WASHINGTON (BLOOMBERG) - Eli Lilly plans to cut 8.5 per cent of its workforce and close some facilities as the drugmaker deals with pressure on the price of some of its biggest products.
Some of the 3,500 job cuts will come from early retirements. Lilly also plans to close a research facility in New Jersey, and consolidate some manufacturing operations at its animal health unit. The company had about 41,000 employees as of June.
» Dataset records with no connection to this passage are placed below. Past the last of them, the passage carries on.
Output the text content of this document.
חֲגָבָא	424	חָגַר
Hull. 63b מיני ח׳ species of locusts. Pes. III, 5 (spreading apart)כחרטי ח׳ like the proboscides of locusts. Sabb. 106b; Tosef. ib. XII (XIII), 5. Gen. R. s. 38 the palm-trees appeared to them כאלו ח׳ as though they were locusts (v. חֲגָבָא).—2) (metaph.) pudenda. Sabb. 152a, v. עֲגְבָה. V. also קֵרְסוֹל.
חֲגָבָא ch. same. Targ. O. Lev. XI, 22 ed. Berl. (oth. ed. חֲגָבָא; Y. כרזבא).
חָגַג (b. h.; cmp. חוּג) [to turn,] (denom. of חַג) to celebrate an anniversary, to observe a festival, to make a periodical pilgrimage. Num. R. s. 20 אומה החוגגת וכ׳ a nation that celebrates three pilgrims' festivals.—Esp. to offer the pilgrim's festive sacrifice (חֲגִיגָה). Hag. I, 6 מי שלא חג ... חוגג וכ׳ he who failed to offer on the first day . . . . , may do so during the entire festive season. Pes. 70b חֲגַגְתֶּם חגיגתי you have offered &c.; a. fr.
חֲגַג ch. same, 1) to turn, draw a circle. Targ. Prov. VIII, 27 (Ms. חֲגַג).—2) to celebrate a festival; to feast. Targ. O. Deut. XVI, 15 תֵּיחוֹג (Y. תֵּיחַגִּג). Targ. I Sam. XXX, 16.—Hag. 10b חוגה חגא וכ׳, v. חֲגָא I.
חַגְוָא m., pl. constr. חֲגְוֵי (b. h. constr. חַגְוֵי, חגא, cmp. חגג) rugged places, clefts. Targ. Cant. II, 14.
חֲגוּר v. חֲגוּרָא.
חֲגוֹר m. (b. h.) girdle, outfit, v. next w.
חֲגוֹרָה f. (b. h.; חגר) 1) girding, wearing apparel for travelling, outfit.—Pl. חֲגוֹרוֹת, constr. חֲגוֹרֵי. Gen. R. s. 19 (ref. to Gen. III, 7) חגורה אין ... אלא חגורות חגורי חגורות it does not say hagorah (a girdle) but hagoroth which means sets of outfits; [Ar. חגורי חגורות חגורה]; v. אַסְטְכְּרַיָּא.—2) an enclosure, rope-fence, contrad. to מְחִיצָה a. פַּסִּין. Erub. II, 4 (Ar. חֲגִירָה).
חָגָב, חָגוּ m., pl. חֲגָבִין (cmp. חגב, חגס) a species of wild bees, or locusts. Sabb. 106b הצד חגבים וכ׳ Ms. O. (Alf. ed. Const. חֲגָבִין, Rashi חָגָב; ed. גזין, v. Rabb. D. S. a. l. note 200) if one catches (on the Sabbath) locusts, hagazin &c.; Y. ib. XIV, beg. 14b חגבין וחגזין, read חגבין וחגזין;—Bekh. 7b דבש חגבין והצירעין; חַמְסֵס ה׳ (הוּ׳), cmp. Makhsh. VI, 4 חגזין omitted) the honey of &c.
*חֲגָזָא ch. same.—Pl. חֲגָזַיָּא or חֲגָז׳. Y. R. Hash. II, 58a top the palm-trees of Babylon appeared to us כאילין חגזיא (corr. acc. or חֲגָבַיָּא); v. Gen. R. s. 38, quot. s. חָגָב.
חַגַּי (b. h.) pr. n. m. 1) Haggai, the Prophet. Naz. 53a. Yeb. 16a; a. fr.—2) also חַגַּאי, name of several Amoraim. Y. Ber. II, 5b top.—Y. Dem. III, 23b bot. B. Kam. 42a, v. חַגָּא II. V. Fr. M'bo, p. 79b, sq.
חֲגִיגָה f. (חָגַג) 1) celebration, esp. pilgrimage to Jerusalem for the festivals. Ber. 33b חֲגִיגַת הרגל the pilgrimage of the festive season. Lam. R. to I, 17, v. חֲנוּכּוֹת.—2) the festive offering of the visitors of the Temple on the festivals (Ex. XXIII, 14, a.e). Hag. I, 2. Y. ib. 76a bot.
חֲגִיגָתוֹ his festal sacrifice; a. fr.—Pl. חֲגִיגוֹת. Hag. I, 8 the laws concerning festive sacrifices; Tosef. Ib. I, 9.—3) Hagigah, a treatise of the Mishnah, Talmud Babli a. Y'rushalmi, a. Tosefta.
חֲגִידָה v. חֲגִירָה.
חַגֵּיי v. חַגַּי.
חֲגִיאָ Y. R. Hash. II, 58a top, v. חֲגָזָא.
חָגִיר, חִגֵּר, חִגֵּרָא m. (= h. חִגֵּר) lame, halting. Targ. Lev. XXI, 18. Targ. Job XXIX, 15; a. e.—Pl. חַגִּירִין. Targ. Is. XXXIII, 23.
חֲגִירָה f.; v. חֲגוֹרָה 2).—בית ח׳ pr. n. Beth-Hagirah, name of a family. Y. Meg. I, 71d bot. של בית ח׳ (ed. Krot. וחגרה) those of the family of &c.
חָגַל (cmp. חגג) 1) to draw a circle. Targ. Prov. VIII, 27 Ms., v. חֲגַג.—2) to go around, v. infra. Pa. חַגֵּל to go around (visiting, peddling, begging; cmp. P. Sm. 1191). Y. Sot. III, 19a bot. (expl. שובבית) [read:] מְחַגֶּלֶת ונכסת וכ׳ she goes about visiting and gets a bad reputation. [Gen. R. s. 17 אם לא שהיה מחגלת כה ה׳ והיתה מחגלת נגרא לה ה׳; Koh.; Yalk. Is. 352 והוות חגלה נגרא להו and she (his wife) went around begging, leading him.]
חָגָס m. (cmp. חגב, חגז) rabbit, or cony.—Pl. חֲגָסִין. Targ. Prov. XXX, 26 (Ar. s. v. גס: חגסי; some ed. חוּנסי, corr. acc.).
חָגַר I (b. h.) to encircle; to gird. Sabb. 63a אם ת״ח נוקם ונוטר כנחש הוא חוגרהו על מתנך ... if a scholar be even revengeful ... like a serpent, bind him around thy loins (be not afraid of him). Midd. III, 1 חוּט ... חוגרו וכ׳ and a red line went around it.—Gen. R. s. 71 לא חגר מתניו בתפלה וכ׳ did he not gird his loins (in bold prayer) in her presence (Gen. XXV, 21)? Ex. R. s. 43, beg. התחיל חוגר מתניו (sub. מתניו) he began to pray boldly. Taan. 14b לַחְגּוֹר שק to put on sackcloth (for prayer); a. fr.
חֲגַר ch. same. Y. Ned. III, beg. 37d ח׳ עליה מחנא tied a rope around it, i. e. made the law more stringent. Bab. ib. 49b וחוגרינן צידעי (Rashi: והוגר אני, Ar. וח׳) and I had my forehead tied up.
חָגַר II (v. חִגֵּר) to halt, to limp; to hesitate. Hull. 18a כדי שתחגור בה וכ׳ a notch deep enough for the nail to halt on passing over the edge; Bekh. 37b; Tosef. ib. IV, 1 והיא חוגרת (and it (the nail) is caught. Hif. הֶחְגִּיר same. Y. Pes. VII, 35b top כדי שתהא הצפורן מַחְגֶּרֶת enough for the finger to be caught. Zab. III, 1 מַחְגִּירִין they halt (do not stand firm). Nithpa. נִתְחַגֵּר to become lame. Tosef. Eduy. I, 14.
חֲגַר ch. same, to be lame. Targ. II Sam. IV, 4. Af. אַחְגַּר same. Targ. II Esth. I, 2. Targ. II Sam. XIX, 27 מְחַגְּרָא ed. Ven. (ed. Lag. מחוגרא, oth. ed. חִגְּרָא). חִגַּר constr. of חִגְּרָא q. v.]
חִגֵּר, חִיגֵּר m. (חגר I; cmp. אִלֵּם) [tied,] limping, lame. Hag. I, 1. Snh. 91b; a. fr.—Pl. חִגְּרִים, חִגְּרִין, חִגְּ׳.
Diabetes drugs make up three of Lilly's 10 biggest products, and the company has increasingly focused on the disease as other big drugs have lost patent protection. Yet diabetes treatments have faced increasing price pressure, thanks to heated competition.
"That was on the mind as they made these changes," spokesman Mark Taylor said in an interview. The cuts will save about US$500 million (S$675.6 million) annually starting in 2018, and the company will take charges of US$1.2 billion, or 80 cents a share, in the second half of this year.
About 2,000 of the job cuts will be in the US, and the reductions will let Lilly focus on newer drugs in its pipeline, chief executive officer David Ricks said in a statement.
"To fully realize these opportunities and invest in the next generation of new medicines, we are taking action to streamline our organization and reduce our fixed costs around the world," said Mr Ricks, who took over as CEO in January.
In recent years, Lilly has cut thousands of jobs as some of its biggest drugs have gone off patent. Last year, it eliminated 500 positions following the failure of an experimental Alzheimer's disease drug. It has also trimmed its sales force as some of its biggest drugs have lost patent protection.
Mr Taylor said half of the US$500 million in savings would be invested in R&D. The rest will help help Lilly reach its promise to investors to bring down operating expenses to 50 per cent of revenue or less by 2018. Lilly shares rose less 0.6 percent to US$81.01 at 10:19 a.m. in New York.